I had a most delicious bagel with cream cheese for breakfast, along with some coffee, of course. I had 14 items on my to-do list for this weekend, and I knocked out a few of them today.
- Completed submission form for my Flexible Health Spending Account reimbursement for 2009. I dropped it in the mail, ready to enjoy my $750 reimbursement when it arrives. I hate the guessing game that is involved with estimating that amount every year. I had a bunch more eligible receipts to submit, but to no end as I'd estimated $750 and that's the max I can get back. I upped my 2010 estimate to $1000.
- I went to pay my vehicle registration renewal online, but after reading how it's tied to my required annual NC Vehicle Inspection, I decided to wait until I pass the inspection first. I plan to have it inspected the first week in March.
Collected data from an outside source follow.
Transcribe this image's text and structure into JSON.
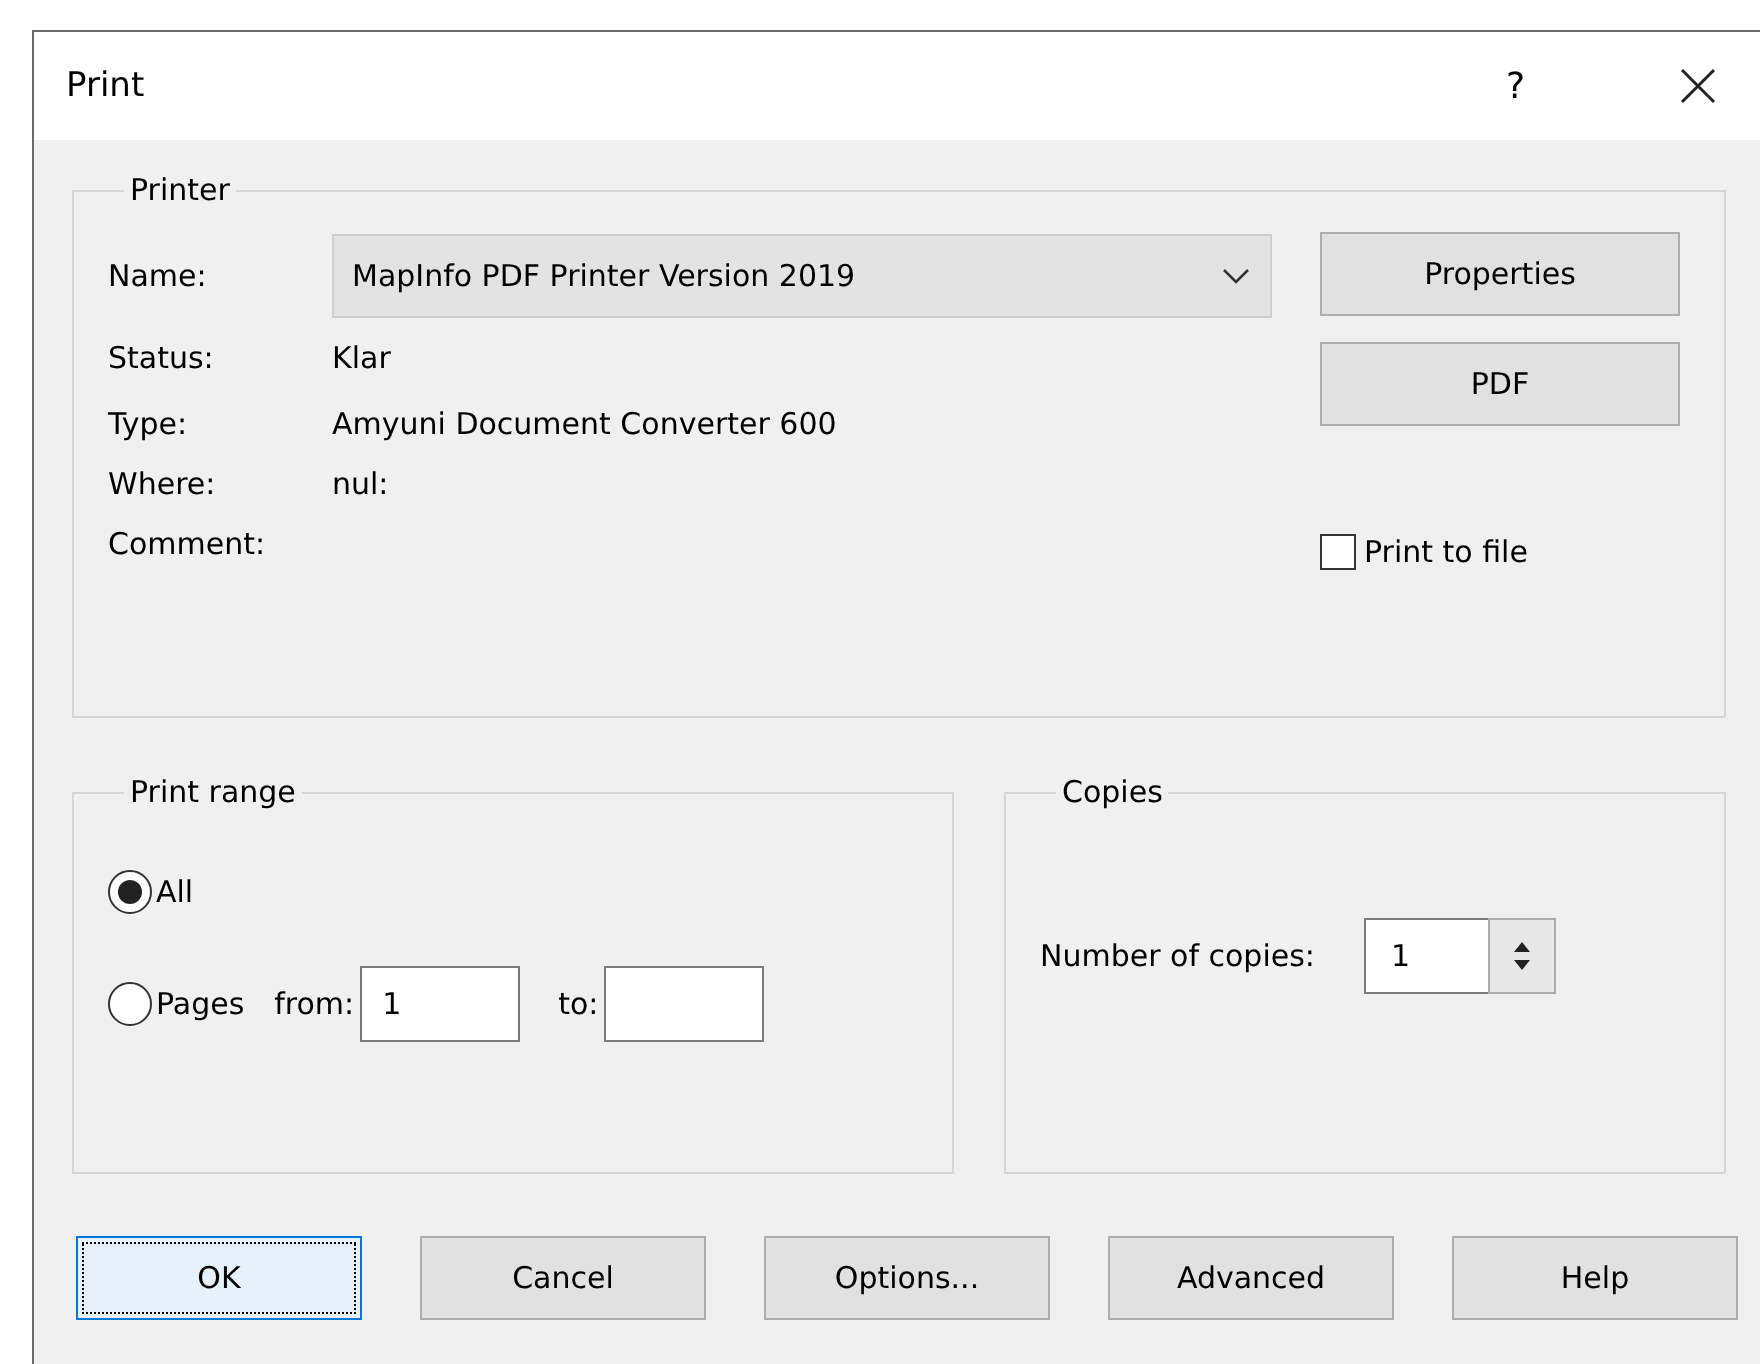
{
  "window": {
    "title": "Print",
    "help": "?"
  },
  "printer": {
    "legend": "Printer",
    "fields": [
      {
        "kind": "select",
        "label": "Name:",
        "value": "MapInfo PDF Printer Version 2019"
      },
      {
        "kind": "text",
        "label": "Status:",
        "value": "Klar"
      },
      {
        "kind": "text",
        "label": "Type:",
        "value": "Amyuni Document Converter 600"
      },
      {
        "kind": "text",
        "label": "Where:",
        "value": "nul:"
      },
      {
        "kind": "text",
        "label": "Comment:"
      }
    ],
    "buttons": [
      "Properties",
      "PDF"
    ],
    "print_to_file": {
      "label": "Print to file",
      "checked": false
    }
  },
  "print_range": {
    "legend": "Print range",
    "options": [
      {
        "label": "All",
        "selected": true
      },
      {
        "label": "Pages",
        "selected": false
      }
    ],
    "from": {
      "label": "from:",
      "value": "1"
    },
    "to": {
      "label": "to:"
    }
  },
  "copies": {
    "legend": "Copies",
    "label": "Number of copies:",
    "value": "1"
  },
  "buttons": [
    {
      "label": "OK",
      "default": true
    },
    {
      "label": "Cancel",
      "default": false
    },
    {
      "label": "Options...",
      "default": false
    },
    {
      "label": "Advanced",
      "default": false
    },
    {
      "label": "Help",
      "default": false
    }
  ]
}
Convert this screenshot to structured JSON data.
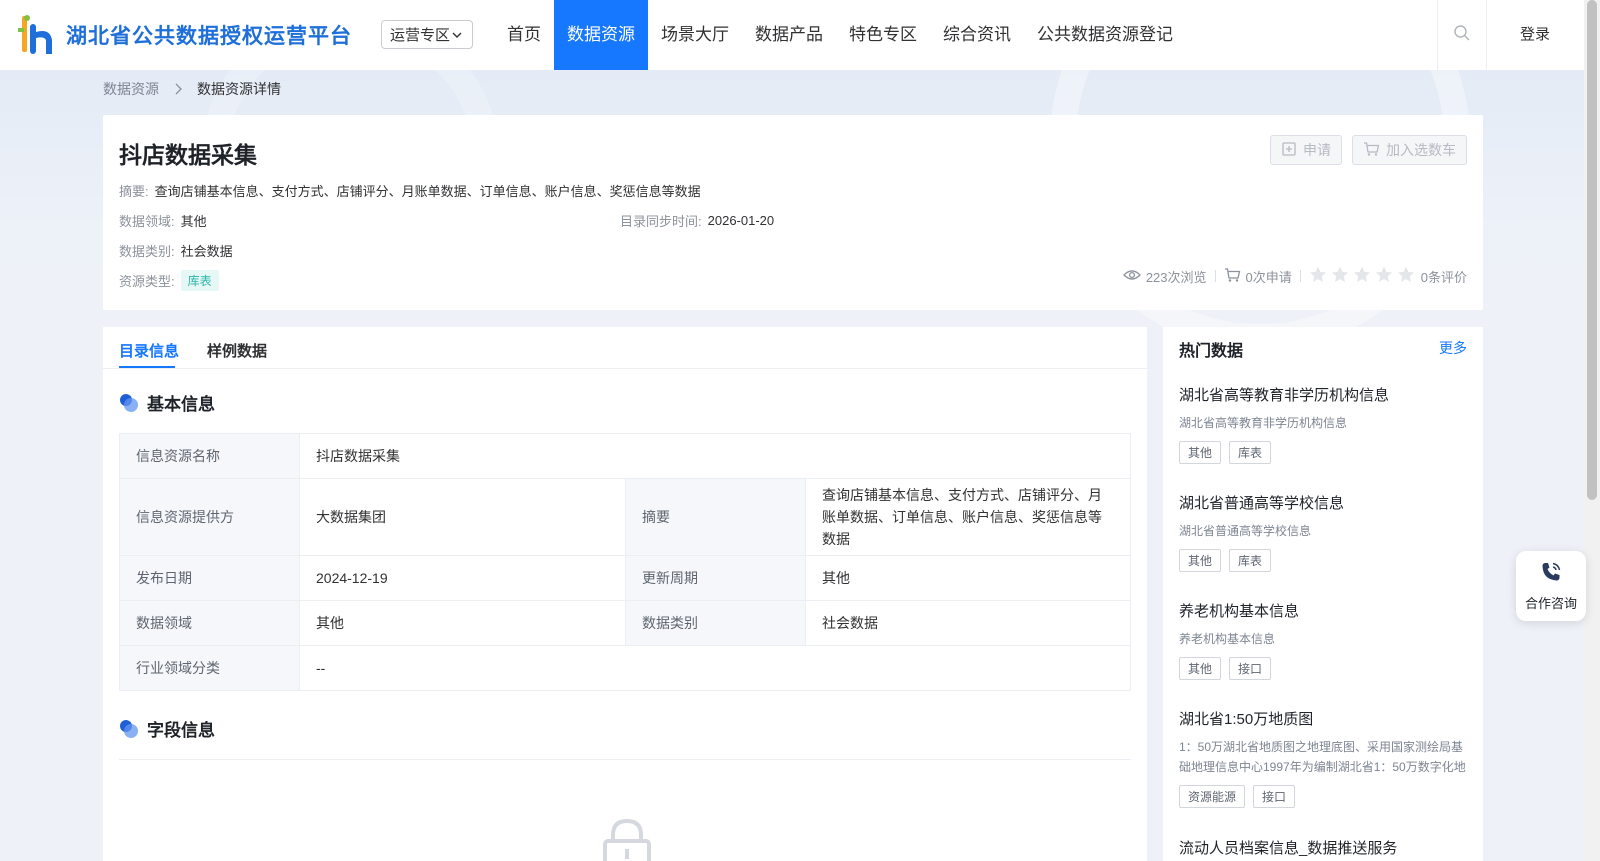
{
  "header": {
    "logo_text": "湖北省公共数据授权运营平台",
    "zone_select": "运营专区",
    "nav": [
      "首页",
      "数据资源",
      "场景大厅",
      "数据产品",
      "特色专区",
      "综合资讯",
      "公共数据资源登记"
    ],
    "active_nav": "数据资源",
    "login": "登录"
  },
  "breadcrumb": {
    "parent": "数据资源",
    "current": "数据资源详情"
  },
  "summary": {
    "title": "抖店数据采集",
    "apply_button": "申请",
    "cart_button": "加入选数车",
    "abstract_label": "摘要:",
    "abstract": "查询店铺基本信息、支付方式、店铺评分、月账单数据、订单信息、账户信息、奖惩信息等数据",
    "domain_label": "数据领域:",
    "domain": "其他",
    "sync_label": "目录同步时间:",
    "sync_time": "2026-01-20",
    "category_label": "数据类别:",
    "category": "社会数据",
    "type_label": "资源类型:",
    "type_tag": "库表",
    "views": "223次浏览",
    "applications": "0次申请",
    "rating_stars": 0,
    "reviews": "0条评价"
  },
  "tabs": [
    "目录信息",
    "样例数据"
  ],
  "basic_info": {
    "heading": "基本信息",
    "rows": [
      {
        "label": "信息资源名称",
        "value": "抖店数据采集"
      },
      {
        "label": "信息资源提供方",
        "value": "大数据集团",
        "label2": "摘要",
        "value2": "查询店铺基本信息、支付方式、店铺评分、月账单数据、订单信息、账户信息、奖惩信息等数据"
      },
      {
        "label": "发布日期",
        "value": "2024-12-19",
        "label2": "更新周期",
        "value2": "其他"
      },
      {
        "label": "数据领域",
        "value": "其他",
        "label2": "数据类别",
        "value2": "社会数据"
      },
      {
        "label": "行业领域分类",
        "value": "--"
      }
    ]
  },
  "field_info": {
    "heading": "字段信息"
  },
  "hot": {
    "heading": "热门数据",
    "more": "更多",
    "items": [
      {
        "title": "湖北省高等教育非学历机构信息",
        "desc": "湖北省高等教育非学历机构信息",
        "tags": [
          "其他",
          "库表"
        ]
      },
      {
        "title": "湖北省普通高等学校信息",
        "desc": "湖北省普通高等学校信息",
        "tags": [
          "其他",
          "库表"
        ]
      },
      {
        "title": "养老机构基本信息",
        "desc": "养老机构基本信息",
        "tags": [
          "其他",
          "接口"
        ]
      },
      {
        "title": "湖北省1:50万地质图",
        "desc": "1：50万湖北省地质图之地理底图、采用国家测绘局基础地理信息中心1997年为编制湖北省1：50万数字化地",
        "tags": [
          "资源能源",
          "接口"
        ]
      },
      {
        "title": "流动人员档案信息_数据推送服务",
        "desc": "",
        "tags": []
      }
    ]
  },
  "consult": "合作咨询",
  "colors": {
    "primary": "#1677ff",
    "tag_cyan": "#2bb5a8",
    "background": "#eef2f8"
  }
}
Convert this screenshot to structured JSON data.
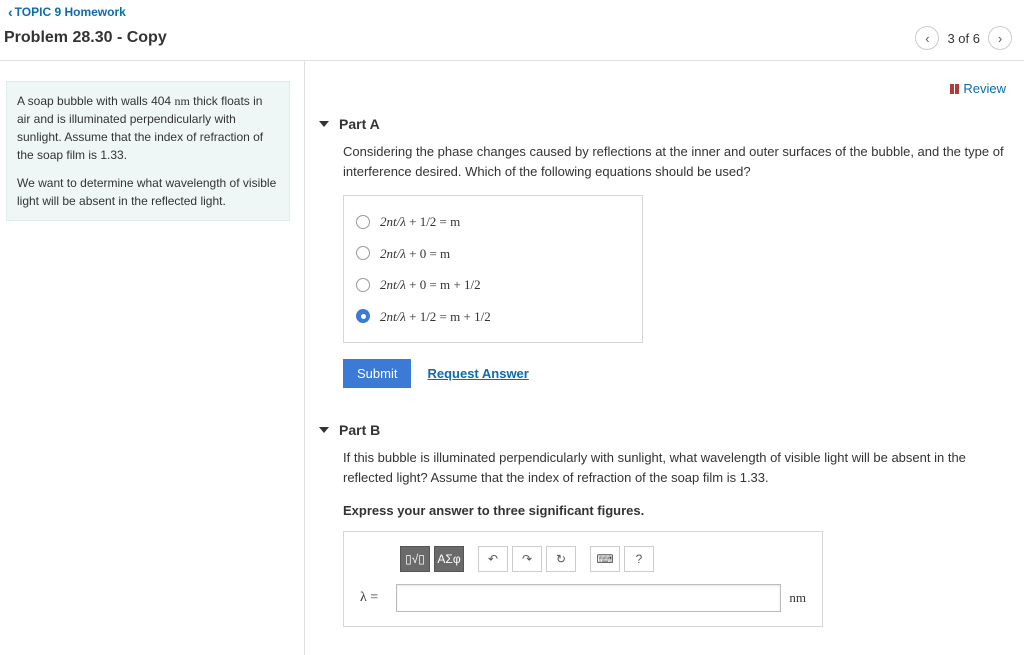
{
  "nav": {
    "back_label": "TOPIC 9 Homework",
    "problem_title": "Problem 28.30 - Copy",
    "page_indicator": "3 of 6",
    "review_label": "Review"
  },
  "prompt": {
    "p1_a": "A soap bubble with walls 404 ",
    "p1_unit": "nm",
    "p1_b": " thick floats in air and is illuminated perpendicularly with sunlight. Assume that the index of refraction of the soap film is 1.33.",
    "p2": "We want to determine what wavelength of visible light will be absent in the reflected light."
  },
  "partA": {
    "title": "Part A",
    "question": "Considering the phase changes caused by reflections at the inner and outer surfaces of the bubble, and the type of interference desired. Which of the following equations should be used?",
    "options": [
      {
        "lhs": "2nt/λ",
        "mid": " + 1/2 = m",
        "selected": false
      },
      {
        "lhs": "2nt/λ",
        "mid": " + 0 = m",
        "selected": false
      },
      {
        "lhs": "2nt/λ",
        "mid": " + 0 = m + 1/2",
        "selected": false
      },
      {
        "lhs": "2nt/λ",
        "mid": " + 1/2 = m + 1/2",
        "selected": true
      }
    ],
    "submit_label": "Submit",
    "request_label": "Request Answer"
  },
  "partB": {
    "title": "Part B",
    "question": "If this bubble is illuminated perpendicularly with sunlight, what wavelength of visible light will be absent in the reflected light? Assume that the index of refraction of the soap film is 1.33.",
    "instruction": "Express your answer to three significant figures.",
    "toolbar": {
      "templates": "▯√▯",
      "symbols": "ΑΣφ",
      "undo": "↶",
      "redo": "↷",
      "reset": "↻",
      "keyboard": "⌨",
      "help": "?"
    },
    "var_label": "λ =",
    "unit": "nm",
    "value": ""
  }
}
Assuming it passes—there is that little issue of the brake light that continuously burns—I'll submit the registration renewal as soon as it does.
- In anticipation of our 5:00 Gulf Coast Alternative Spring Break meeting, I worked up an activity that we can do during our "free day" in downtown New Orleans at the end of our week-long post-Katrina Habitat work that we'll be doing in Thibodaux, LA. My proposal is that in three or four groups (so either three groups of four or four groups of three, and one with one extra person, since we're 13 all together) we'd do this:
- Make a note of the funniest or most interesting thing you see on a t-shirt while walking through the French Quarter.
- Check out a total of three menus in the windows of nice restaurants you pass by and:
- Write down the names of all three restaurants that you check out
- Note the most exotic, unusual, or unexpected item across all three menus (i.e., so pick one menu item overall, not one from each menu)
- Write down the name, what’s in the dish, and the price of the most expensive item across all three menus (i.e., again, that's one item overall, not one from each menu)
- In one or more of the Voodoo shops, can you find anything that is designed to keep hurricanes away? If so what was it? If not, what's the most surprising thing to you that people might want to use voodoo on?
- Glancing at ads for the jazz (or any music) clubs, what's the most famous name you saw of someone either currently headlining or has played in the past at any of them?
- Make a note of the most interesting piece of art or street performance that you encounter while visiting the French Quarter.
- I refilled a prescription online.
- I wrote Saturday's blog entry.
- I attended our penultimate Gulf Coast ASB group pre-trip meeting, where we played a game of Jeopardy devised by Jackie, our student leader, filled with facts and statistics about Hurricane Katrina, which was followed by a quick review of three important information sheets: a packing list, a contact sheet with everyone's information on it (how we can contact that parents or guardian in the event of an emergency), and the group information sheet about our whereabouts during our trip (how parents or a guardian can contact us if they need to reach their student).
- I did a bunch of homework in the evening, including reading assignments from The Wisdom of Crowds and Conversation and Community, devising a blog entry called, "The mother-of-all passwords and a taxonomy, a tweet about the blog entry, and then just a little bit on what our group ("The Geeks") is responsible for in developing the Classmate wiki.
- I studied a few shagging dance lesson videos (with Sue and Randy, who keeps calling the videos "tapes" throughout the series). I watched: The Basic Series, The Female Underarm Turn Series (which includes how the male is to lead it), and The Belly Roll. This is all in anticipation of jumping into Shagging for Beginners II with my friend Jen tomorrow night, where they will expect the participants to have learned all that in Shagging for Beginners I.
It's always interesting to listening heterosexist language in dance lessons. Instead of referring to "the lead" and "the follow," most (unenlightened, in my opinion) instructors refer to "the man" and the "woman," respectively. Of course, the gender of the person fulfilling the role is actually totally irrelevant, which all you have to do is watch two men dancing together or two women dancing together to realize.
Here's another very heterosexist (if not outright homophobic) remark made by Randy, while explaining how the belly roll got its name. "It's because while doing steps 5 and 6, the woman can roll her belly (although 'hips' is more accurate if you ask me; rolling your belly just sounds fat), just to add a little flair to the dance. Now men, it's the women who roll their belly. Then men don't do that. If you're out there and you start rolling your belly, well, you're going to get some looks from the others that you might not like." Yeah, god forbid you should do something outside society's uptight gender norms, or possibly get a second look from someone of the same sex. How horrific that would be.
It's so "interesting" living in the non-majority paradigm sometimes. But I bitterly digressed as I was shagging the "man's part" by myself in my kitchen at 1:00 in the morning.
That last sentence would be so much better if it were read in the UK.